Masterpieces of architecture and engineering, rightly called "miracles" - from ancient Babylon to the present day
We associate green roof gardens with modern life, urbanization and environmental sustainability, we perceive them as a breath of nature in dusty cities, but they are much more than that. Artificial green areas on the highest levels of residential, industrial and commercial buildings lower temperatures and provide coolness, save energy and purify the air by absorbing the fumes of poisonous gases, they are a space for growing different plants, but also for rest and play. And no, they are not a modern invention – their history can be traced far back into antiquity.
The Gardens of Babylon
Like most things from thousands of years ago, the first roof gardens were created in the ziggurats (pyramid-shaped temples) of Mesopotamia which date back to around 3000 BC. The gardens were a series of stairs – terraces around the pyramids, formed on different levels and from each of the levels it was possible to pass to another. Various trees and flowers were planted on them for coolness and shade under the hot sun.

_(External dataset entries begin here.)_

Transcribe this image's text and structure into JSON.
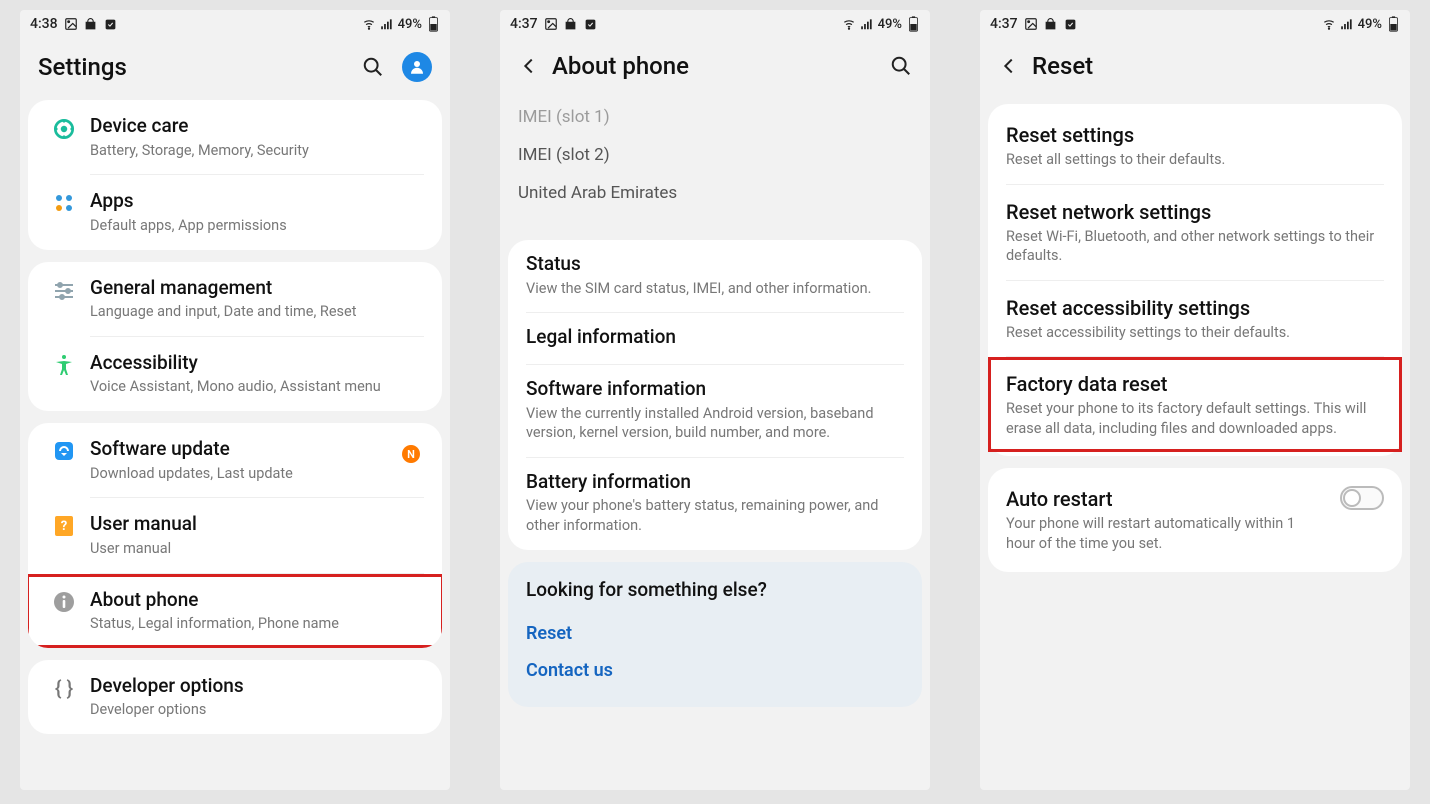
{
  "screen1": {
    "time": "4:38",
    "battery": "49%",
    "header_title": "Settings",
    "groups": [
      {
        "id": "g1",
        "items": [
          {
            "id": "device-care",
            "title": "Device care",
            "sub": "Battery, Storage, Memory, Security",
            "icon": "device-care-icon"
          },
          {
            "id": "apps",
            "title": "Apps",
            "sub": "Default apps, App permissions",
            "icon": "apps-icon"
          }
        ]
      },
      {
        "id": "g2",
        "items": [
          {
            "id": "general-management",
            "title": "General management",
            "sub": "Language and input, Date and time, Reset",
            "icon": "sliders-icon"
          },
          {
            "id": "accessibility",
            "title": "Accessibility",
            "sub": "Voice Assistant, Mono audio, Assistant menu",
            "icon": "accessibility-icon"
          }
        ]
      },
      {
        "id": "g3",
        "items": [
          {
            "id": "software-update",
            "title": "Software update",
            "sub": "Download updates, Last update",
            "icon": "update-icon",
            "badge": "N"
          },
          {
            "id": "user-manual",
            "title": "User manual",
            "sub": "User manual",
            "icon": "manual-icon"
          },
          {
            "id": "about-phone",
            "title": "About phone",
            "sub": "Status, Legal information, Phone name",
            "icon": "info-icon",
            "highlight": true
          }
        ]
      },
      {
        "id": "g4",
        "items": [
          {
            "id": "developer-options",
            "title": "Developer options",
            "sub": "Developer options",
            "icon": "braces-icon"
          }
        ]
      }
    ]
  },
  "screen2": {
    "time": "4:37",
    "battery": "49%",
    "header_title": "About phone",
    "top_lines": [
      "IMEI (slot 1)",
      "IMEI (slot 2)",
      "United Arab Emirates"
    ],
    "sections": [
      {
        "id": "status",
        "title": "Status",
        "sub": "View the SIM card status, IMEI, and other information."
      },
      {
        "id": "legal",
        "title": "Legal information",
        "sub": ""
      },
      {
        "id": "software",
        "title": "Software information",
        "sub": "View the currently installed Android version, baseband version, kernel version, build number, and more."
      },
      {
        "id": "battery-info",
        "title": "Battery information",
        "sub": "View your phone's battery status, remaining power, and other information."
      }
    ],
    "looking_title": "Looking for something else?",
    "reset_link": "Reset",
    "contact_link": "Contact us"
  },
  "screen3": {
    "time": "4:37",
    "battery": "49%",
    "header_title": "Reset",
    "options": [
      {
        "id": "reset-settings",
        "title": "Reset settings",
        "sub": "Reset all settings to their defaults."
      },
      {
        "id": "reset-network",
        "title": "Reset network settings",
        "sub": "Reset Wi-Fi, Bluetooth, and other network settings to their defaults."
      },
      {
        "id": "reset-accessibility",
        "title": "Reset accessibility settings",
        "sub": "Reset accessibility settings to their defaults."
      },
      {
        "id": "factory-reset",
        "title": "Factory data reset",
        "sub": "Reset your phone to its factory default settings. This will erase all data, including files and downloaded apps.",
        "highlight": true
      }
    ],
    "auto_restart": {
      "title": "Auto restart",
      "sub": "Your phone will restart automatically within 1 hour of the time you set."
    }
  },
  "icons": {
    "N": "N"
  }
}
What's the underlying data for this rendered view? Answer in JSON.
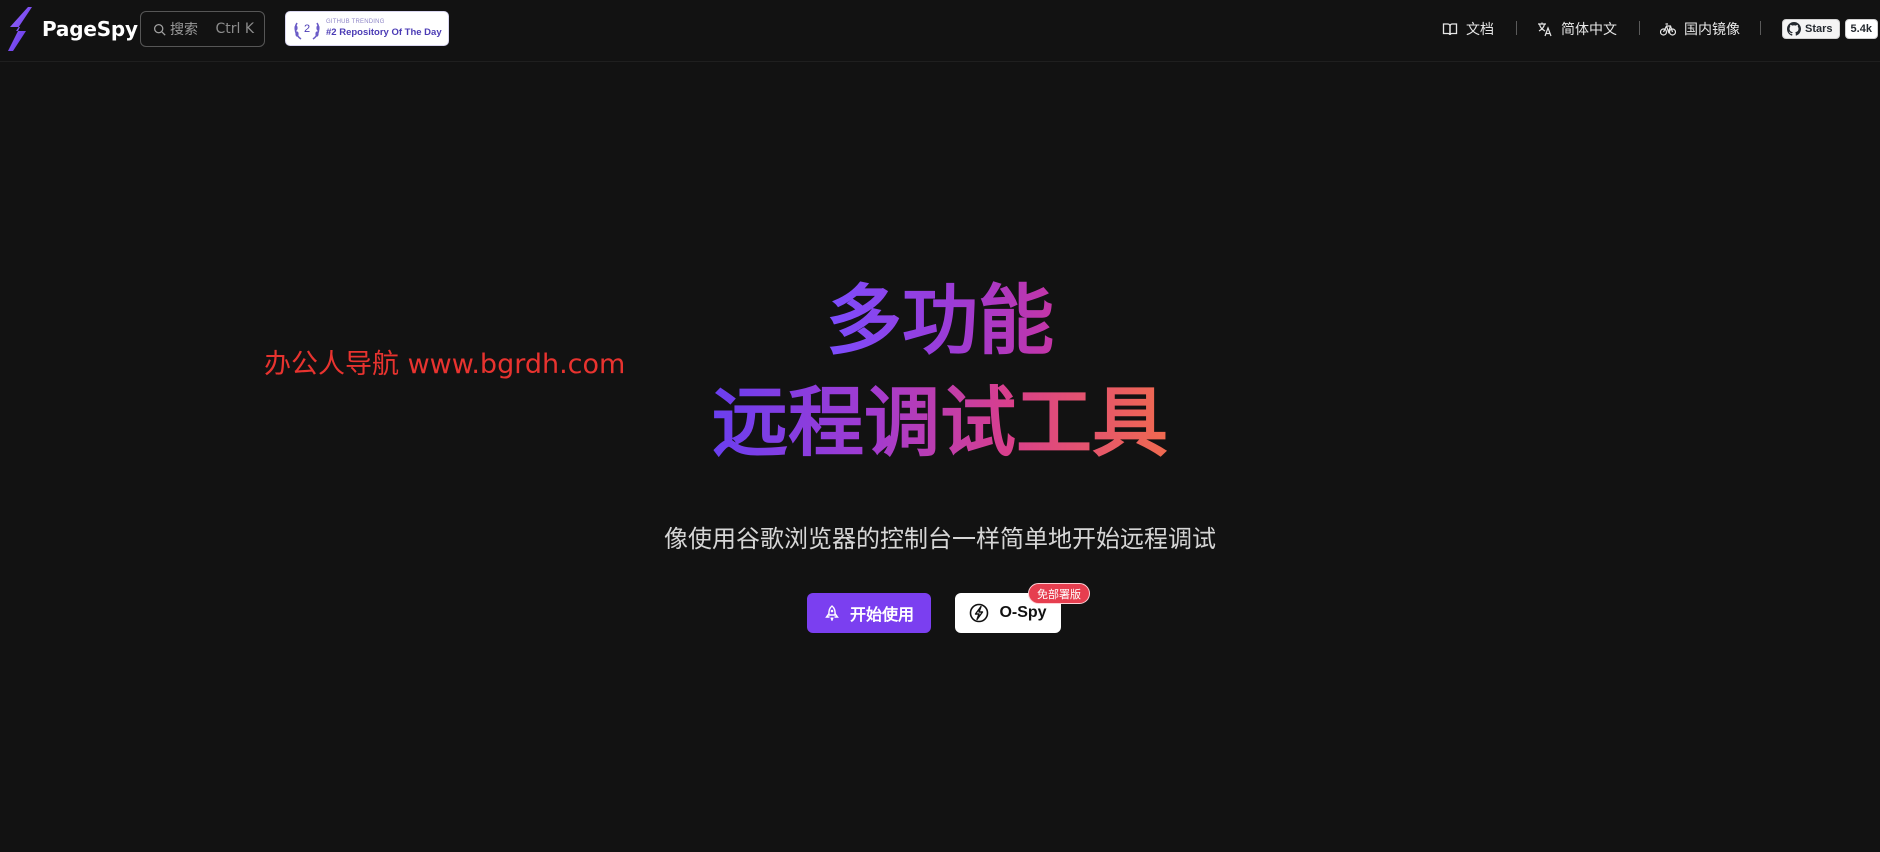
{
  "header": {
    "brand": "PageSpy",
    "search": {
      "placeholder": "搜索",
      "shortcut": "Ctrl K"
    },
    "trending": {
      "rank": "2",
      "caption": "GITHUB TRENDING",
      "label": "#2 Repository Of The Day"
    },
    "nav": {
      "docs": "文档",
      "language": "简体中文",
      "mirror": "国内镜像"
    },
    "github": {
      "stars_label": "Stars",
      "stars_count": "5.4k"
    }
  },
  "hero": {
    "line1": "多功能",
    "line2": "远程调试工具",
    "subtitle": "像使用谷歌浏览器的控制台一样简单地开始远程调试",
    "watermark": "办公人导航 www.bgrdh.com",
    "primary_button": "开始使用",
    "secondary_button": "O-Spy",
    "secondary_badge": "免部署版"
  },
  "colors": {
    "background": "#121212",
    "accent": "#7b3ff0",
    "badge": "#e63e4f",
    "watermark": "#e8332f"
  },
  "icons": [
    "pagespy-logo-icon",
    "search-icon",
    "laurel-icon",
    "book-icon",
    "translate-icon",
    "bicycle-icon",
    "github-icon",
    "rocket-icon",
    "ospy-icon"
  ]
}
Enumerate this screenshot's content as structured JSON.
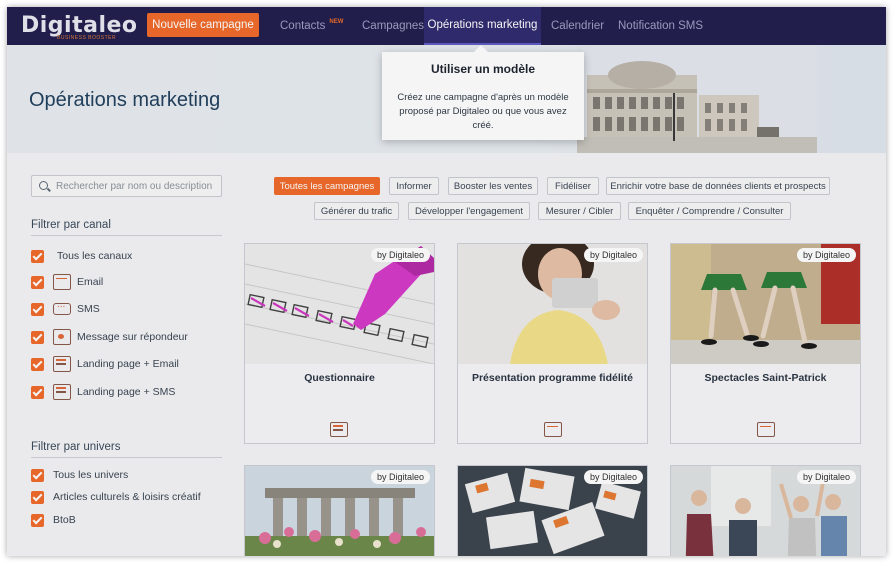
{
  "nav": {
    "logo": "Digitaleo",
    "logo_tagline": "BUSINESS BOOSTER",
    "new_campaign": "Nouvelle campagne",
    "items": [
      {
        "label": "Contacts",
        "badge": "NEW"
      },
      {
        "label": "Campagnes"
      },
      {
        "label": "Opérations marketing",
        "active": true
      },
      {
        "label": "Calendrier"
      },
      {
        "label": "Notification SMS"
      }
    ]
  },
  "hero": {
    "title": "Opérations marketing"
  },
  "popup": {
    "title": "Utiliser un modèle",
    "text": "Créez une campagne d'après un modèle proposé par Digitaleo ou que vous avez créé."
  },
  "search": {
    "placeholder": "Rechercher par nom ou description"
  },
  "filters": {
    "channel_title": "Filtrer par canal",
    "channels": [
      {
        "label": "Tous les canaux",
        "icon": null
      },
      {
        "label": "Email",
        "icon": "email-icon"
      },
      {
        "label": "SMS",
        "icon": "sms-icon"
      },
      {
        "label": "Message sur répondeur",
        "icon": "voicemail-icon"
      },
      {
        "label": "Landing page + Email",
        "icon": "landing-email-icon"
      },
      {
        "label": "Landing page + SMS",
        "icon": "landing-sms-icon"
      }
    ],
    "universe_title": "Filtrer par univers",
    "universes": [
      {
        "label": "Tous les univers"
      },
      {
        "label": "Articles culturels & loisirs créatif"
      },
      {
        "label": "BtoB"
      }
    ]
  },
  "chips": [
    {
      "label": "Toutes les campagnes",
      "active": true
    },
    {
      "label": "Informer"
    },
    {
      "label": "Booster les ventes"
    },
    {
      "label": "Fidéliser"
    },
    {
      "label": "Enrichir votre base de données clients et prospects"
    },
    {
      "label": "Générer du trafic"
    },
    {
      "label": "Développer l'engagement"
    },
    {
      "label": "Mesurer / Cibler"
    },
    {
      "label": "Enquêter / Comprendre / Consulter"
    }
  ],
  "cards": [
    {
      "badge": "by Digitaleo",
      "title": "Questionnaire",
      "icon": "landing-email-icon"
    },
    {
      "badge": "by Digitaleo",
      "title": "Présentation programme fidélité",
      "icon": "email-icon"
    },
    {
      "badge": "by Digitaleo",
      "title": "Spectacles Saint-Patrick",
      "icon": "email-icon"
    },
    {
      "badge": "by Digitaleo",
      "title": ""
    },
    {
      "badge": "by Digitaleo",
      "title": ""
    },
    {
      "badge": "by Digitaleo",
      "title": ""
    }
  ],
  "colors": {
    "nav_bg": "#232050",
    "accent": "#f06c2b",
    "active_tab": "#302c70"
  }
}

There are legends about the most famous roof garden in ancient Babylon, because it has long ceased to exist, but, according to scientists, it the garden is an undeniable feat of engineering. The Hanging Gardens of Semiramis rose about 25 meters off the ground and had an elaborate irrigation system. It pumped water from the Euphrates River all the way to the top of the gardens, and thanks to it, greenery abounded on the stone structure. The gardens had platforms of varying heights and walls almost 5 meters thick, covered with creeping plants. According to archaeologists, they were created in the 6th century BC by King Nebuchadnezzar II for his wife Amitis, to soothe her sadness for the beautiful scenery of her native home in Media.
The Villa of Mysteries
Traces of a lavish roof garden have been found in the Villa of the Mysteries in the ancient Roman city of Pompeii, which suffered a tragic fate in the summer of 79 when Mount Vesuvius erupted and covered the city in the Bay of Naples with ash, rock and lava. When the researchers cleared the remains of the settlement at the beginning of the 20th century, they discovered a villa retreat of a wealthy family.
It has a spacious courtyard with an atrium, an underground water storage, numerous rooms with remains of rich frescoes and wall paintings and a roof with soil on which plants were directly grown. The garden at the top of the villa served as an outdoor living room, surrounded by an arched stone colonnade and it was restored in 2014.
With his private residence, Pope Pius II, head of the Roman Catholic Church at the dawn of the Renaissance, gave the earliest example of progressive urban planning in Europe as early as 1463. The summer palace designed by Bernardo Rossellini – Palazzo Piccolomini was built in the Pope’s hometown of Pienza in Italy. The three-story residence is crowned with many green plants and a sculptural composition of trees and columns. The whole of Tuscany can be seen from the roof gardens.
Green Wonders in New York
At the end of the 19th century, roof gardens started emerging in big cities, and among the first was that of the Casino Theater on Broadway Street in New York.
The building was unique for its Moorish Revival style, but also for the fact that it was famous for its roof garden. The transformation of the roof and the addition of greenery on it in 1890 made it possible to stage performances there in the summer months as well – something unheard of, because until then theaters only operated in winter.
The legendary casino theater was demolished in 1930, but it was an incentive for other public buildings, for example, Madison Square Garden, to install green gardens on their roofs, and this concept flourishes to this day in the “city that never sleeps”.
The Vertical Forest in Milan
Sky gardens are one of the 5 principles of modern architecture, according to the famous Swiss architect Charles-Édouard Jeanneret, who went down in history as Le Corbusier. Until the middle of the last century, he designed many buildings, some of them shocking, but he always argued that the roof should be flat in order to be the center of events in a building – a place for spending free time and for sports, that it is the ideal platform for planting vegetation.
His thinking instigated this trend and made it global, and among the most modern examples are the two residential towers in Milan, popularly known as Bosco Verticale (“Vertical Forest”).
One tower is 111 m high and the other 76 m high, and their green terraces cover an area of 8,900 sq. m. and both have a total of 900 trees and shrubs planted on them. The large-scale project is the work of three Italian architects headed by Stefano Boeri, but a huge contribution is also made by an impressive group of botanists and gardeners who crown the idea with success – Bosco Verticale has gathered admiring glances since 2014.